Il a pris le pouvoir à N'Djamena le 7 juin 1982 et m'a fait très vite savoir qu'il était prêt à me rencontrer. Connaissant l'homme, j'ai posé mes exigences. Sans perdre de vue mon objectif : débarrasser le pays de ce régime génocidaire. Habré m'a demandé de l'« aider à ramener la paix au Tchad ». Après avoir pris conseil, j'ai accepté. C'est ainsi que je suis resté au Tchad jusqu'en 1987, date à laquelle j'ai pris langue avec (feu) Hassane Djamouss, commandant en chef des forces armées, en vue d'un coup d'État. Il m'a donné son accord. Le scénario a été monté au Cameroun - où je venais d'être élu directeur général de l'Institut international des assurances de Yaoundé. Je suis allé voir Djamouss à plusieurs reprises. Cependant, ayant terminé sa formation à l'École de guerre en France, M. Idriss Déby voulait reprendre son poste de commandant en chef des forces armées. Une brouille inutile s'en est ensuivie avec Djamouss. J'ai réussi à les faire se réconcilier. Nous avons décidé de neutraliser Hissein Habré le 1er avril 1989, au cours de la cérémonie consacrée à la jeunesse et au sport, qu'il présiderait. J'ai eu du mal à obtenir l'autorisation de me rendre au Tchad. Quant à l'assaut prévu pour neutraliser Hissein Habré, il n'a pas eu lieu parce que, sans me prévenir, Djamouss, Idriss Déby et les leurs se sont, dans la nuit, enfuis au Soudan d'où Déby est en partie originaire. Quand Djamouss a été capturé, en août 1989, au cours d'un accrochage en territoire soudanais, j'ai trouvé le moyen de regagner Yaoundé. De là, je suis reparti pour la France, où j'ai eu les pires ennuis avec l'administration. J'ai même échappé à une extradition. J'ai bénéficié de la protection de Blaise Compaoré, président du Burkina Faso, jusqu'au 1er décembre 1990, date de l'arrivée au pouvoir de M. Idriss Déby. Contrairement à ce qui se dit ici et là, si je n'avais pas accepté l'offre de Hissein Habré, il continuerait peut-être encore aujourd'hui à faire souffrir les Tchadiens.

5. Idriss Déby
Depuis son arrivée au pouvoir, j'ai décidé de le combattre, parce qu'il a foulé aux pieds nos engagements en matière de droits de l'homme. Il m'a proposé d'être Premier ministre et deuxième vice-président du MPS, mais j'ai catégoriquement refusé de collaborer avec lui.
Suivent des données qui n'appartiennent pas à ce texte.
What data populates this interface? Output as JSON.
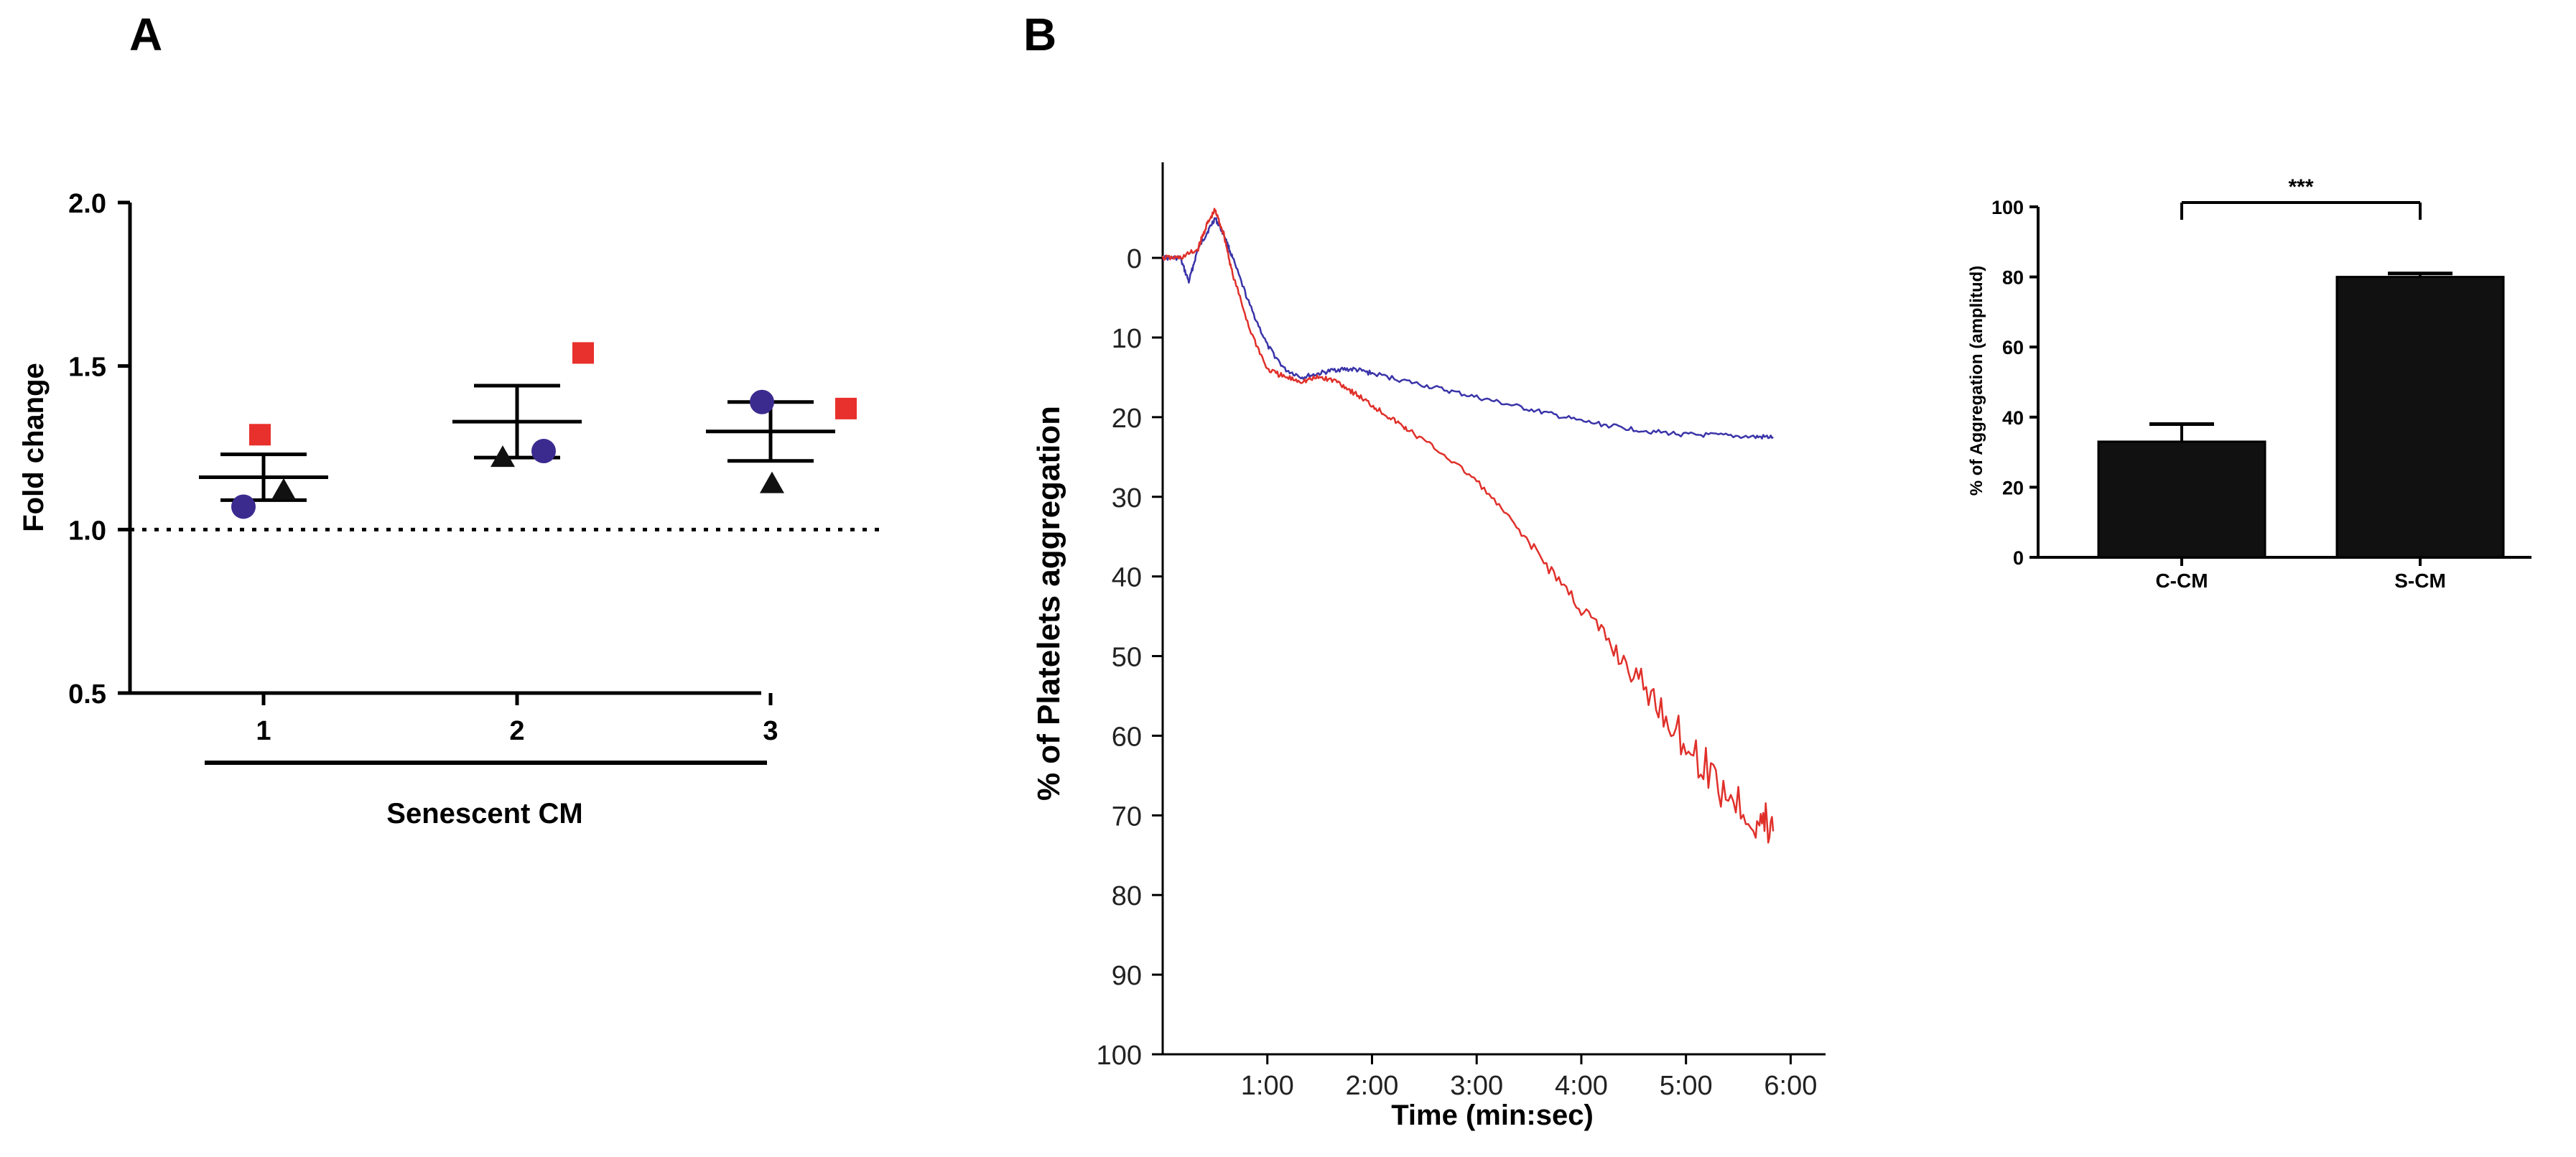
{
  "panels": {
    "a": "A",
    "b": "B"
  },
  "chart_data": [
    {
      "id": "A",
      "type": "scatter",
      "title": "",
      "xlabel": "Senescent CM",
      "ylabel": "Fold change",
      "categories": [
        "1",
        "2",
        "3"
      ],
      "ylim": [
        0.5,
        2.0
      ],
      "yticks": [
        "0.5",
        "1.0",
        "1.5",
        "2.0"
      ],
      "reference_line": 1.0,
      "series": [
        {
          "name": "square",
          "marker": "square",
          "color": "#e8302c",
          "values": [
            1.29,
            1.54,
            1.37
          ]
        },
        {
          "name": "circle",
          "marker": "circle",
          "color": "#3b2b8f",
          "values": [
            1.07,
            1.24,
            1.39
          ]
        },
        {
          "name": "triangle",
          "marker": "triangle",
          "color": "#111111",
          "values": [
            1.12,
            1.22,
            1.14
          ]
        }
      ],
      "mean": [
        1.16,
        1.33,
        1.3
      ],
      "sem": [
        0.07,
        0.11,
        0.09
      ]
    },
    {
      "id": "B-trace",
      "type": "line",
      "xlabel": "Time (min:sec)",
      "ylabel": "% of Platelets aggregation",
      "xticks": [
        "1:00",
        "2:00",
        "3:00",
        "4:00",
        "5:00",
        "6:00"
      ],
      "yticks": [
        "0",
        "10",
        "20",
        "30",
        "40",
        "50",
        "60",
        "70",
        "80",
        "90",
        "100"
      ],
      "xlim": [
        0,
        380
      ],
      "ylim": [
        100,
        -12
      ],
      "series": [
        {
          "name": "blue",
          "color": "#3a34a8",
          "x": [
            0,
            10,
            15,
            20,
            25,
            30,
            35,
            40,
            50,
            60,
            70,
            80,
            90,
            100,
            110,
            120,
            140,
            160,
            180,
            200,
            220,
            240,
            260,
            280,
            300,
            320,
            340,
            350
          ],
          "y": [
            0,
            0,
            3,
            -1,
            -3,
            -5,
            -3,
            0,
            6,
            11,
            14,
            15,
            14.5,
            14,
            14,
            14.5,
            15.5,
            16.5,
            17.5,
            18.5,
            19.5,
            20.5,
            21.2,
            21.8,
            22.2,
            22.3,
            22.5,
            22.5
          ]
        },
        {
          "name": "red",
          "color": "#e0302a",
          "x": [
            0,
            10,
            20,
            25,
            30,
            35,
            40,
            50,
            60,
            70,
            80,
            90,
            100,
            110,
            120,
            130,
            140,
            160,
            180,
            200,
            220,
            240,
            260,
            280,
            300,
            320,
            340,
            350
          ],
          "y": [
            0,
            0,
            -1,
            -4,
            -6,
            -3,
            2,
            9,
            14,
            15,
            15.5,
            15,
            15.5,
            17,
            18.5,
            20,
            21.5,
            24.5,
            28,
            33,
            38.5,
            44,
            49.5,
            55,
            61,
            66.5,
            70.5,
            72
          ]
        }
      ]
    },
    {
      "id": "B-bar",
      "type": "bar",
      "ylabel": "% of Aggregation (amplitud)",
      "categories": [
        "C-CM",
        "S-CM"
      ],
      "values": [
        33,
        80
      ],
      "errors": [
        5,
        1
      ],
      "ylim": [
        0,
        100
      ],
      "yticks": [
        "0",
        "20",
        "40",
        "60",
        "80",
        "100"
      ],
      "annotation": "***"
    }
  ]
}
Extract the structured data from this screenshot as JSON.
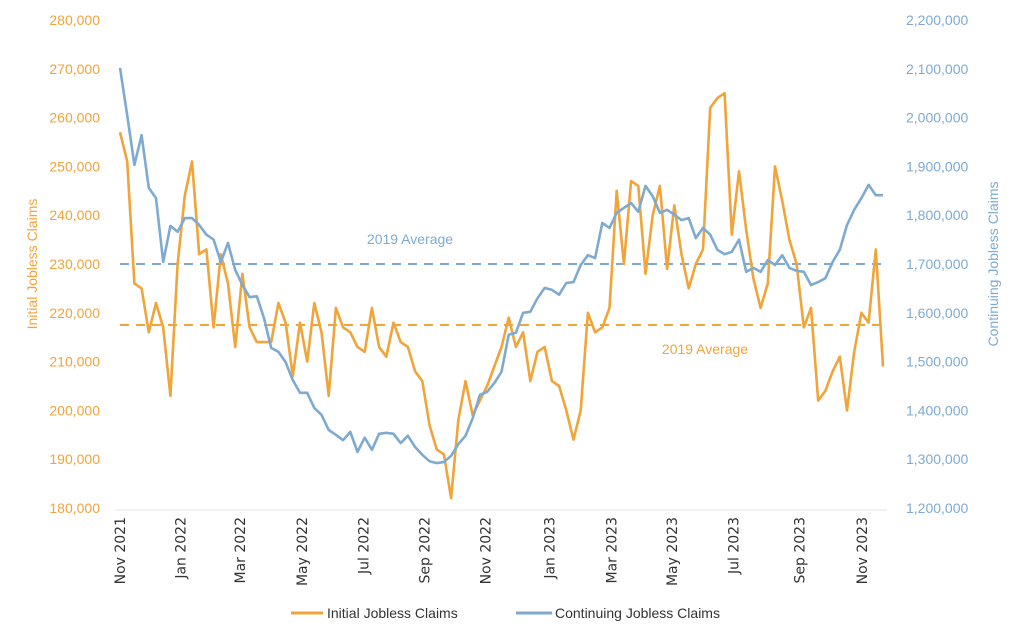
{
  "chart_data": {
    "type": "line",
    "title": "",
    "xlabel": "",
    "ylabel": "Initial Jobless Claims",
    "y2label": "Continuing Jobless Claims",
    "ylim": [
      180000,
      280000
    ],
    "y2lim": [
      1200000,
      2200000
    ],
    "yticks": [
      "180,000",
      "190,000",
      "200,000",
      "210,000",
      "220,000",
      "230,000",
      "240,000",
      "250,000",
      "260,000",
      "270,000",
      "280,000"
    ],
    "y2ticks": [
      "1,200,000",
      "1,300,000",
      "1,400,000",
      "1,500,000",
      "1,600,000",
      "1,700,000",
      "1,800,000",
      "1,900,000",
      "2,000,000",
      "2,100,000",
      "2,200,000"
    ],
    "xticks": [
      "Nov 2021",
      "Jan 2022",
      "Mar 2022",
      "May 2022",
      "Jul 2022",
      "Sep 2022",
      "Nov 2022",
      "Jan 2023",
      "Mar 2023",
      "May 2023",
      "Jul 2023",
      "Sep 2023",
      "Nov 2023"
    ],
    "xtick_week_index": [
      0,
      8.4,
      16.7,
      25.3,
      33.8,
      42.3,
      50.8,
      59.7,
      68.3,
      76.7,
      85.2,
      94.4,
      103.1
    ],
    "frequency": "weekly",
    "values_unit": "thousands",
    "legend_position": "bottom",
    "grid": false,
    "colors": {
      "initial": "#F0A43A",
      "continuing": "#7EAAD2"
    },
    "series": [
      {
        "name": "Initial Jobless Claims",
        "axis": "left",
        "values": [
          257,
          251,
          226,
          225,
          216,
          222,
          217,
          203,
          230,
          244,
          251,
          232,
          233,
          217,
          232,
          226,
          213,
          228,
          217,
          214,
          214,
          214,
          222,
          218,
          207,
          218,
          210,
          222,
          216,
          203,
          221,
          217,
          216,
          213,
          212,
          221,
          213,
          211,
          218,
          214,
          213,
          208,
          206,
          197,
          192,
          191,
          182,
          198,
          206,
          199,
          202,
          205,
          209,
          213,
          219,
          213,
          216,
          206,
          212,
          213,
          206,
          205,
          200,
          194,
          200,
          220,
          216,
          217,
          221,
          245,
          230,
          247,
          246,
          228,
          240,
          246,
          229,
          242,
          232,
          225,
          230,
          233,
          262,
          264,
          265,
          236,
          249,
          237,
          227,
          221,
          226,
          250,
          243,
          235,
          230,
          217,
          221,
          202,
          204,
          208,
          211,
          200,
          212,
          220,
          218,
          233,
          209
        ]
      },
      {
        "name": "Continuing Jobless Claims",
        "axis": "right",
        "values": [
          2102,
          2005,
          1903,
          1964,
          1856,
          1835,
          1704,
          1778,
          1766,
          1794,
          1794,
          1780,
          1760,
          1750,
          1704,
          1743,
          1688,
          1657,
          1632,
          1634,
          1589,
          1528,
          1520,
          1499,
          1462,
          1436,
          1436,
          1405,
          1391,
          1360,
          1350,
          1339,
          1356,
          1315,
          1344,
          1319,
          1352,
          1354,
          1352,
          1333,
          1348,
          1325,
          1309,
          1296,
          1292,
          1294,
          1307,
          1331,
          1348,
          1384,
          1432,
          1438,
          1456,
          1479,
          1555,
          1559,
          1600,
          1602,
          1630,
          1651,
          1647,
          1637,
          1661,
          1663,
          1698,
          1718,
          1712,
          1784,
          1774,
          1805,
          1815,
          1825,
          1807,
          1860,
          1839,
          1805,
          1811,
          1801,
          1790,
          1794,
          1753,
          1774,
          1760,
          1729,
          1720,
          1725,
          1750,
          1684,
          1692,
          1684,
          1708,
          1698,
          1718,
          1692,
          1686,
          1684,
          1657,
          1663,
          1671,
          1704,
          1729,
          1780,
          1811,
          1835,
          1862,
          1841,
          1841
        ]
      }
    ],
    "reference_lines": [
      {
        "label": "2019 Average",
        "axis": "right",
        "value": 1700
      },
      {
        "label": "2019 Average",
        "axis": "left",
        "value": 217.5
      }
    ]
  }
}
Tout propos autre que ce récit n'est que ragot, manipulation et désinformation entretenus pour le besoin de me nuire. Quant à moi, après onze arrestations en huit ans, j'affiche toujours publiquement mon objectif : prendre moi-même le pouvoir, dans l'intérêt du Tchad.


* Député fédéraliste ; président de la Fondation pour le respect des lois et des libertés (Forelli, ONG de défense des droits de l'homme et de l'environnement) ; coordinateur exécutif fédéral du Parti-fédération ; directeur des publications La Roue et Phare républicain.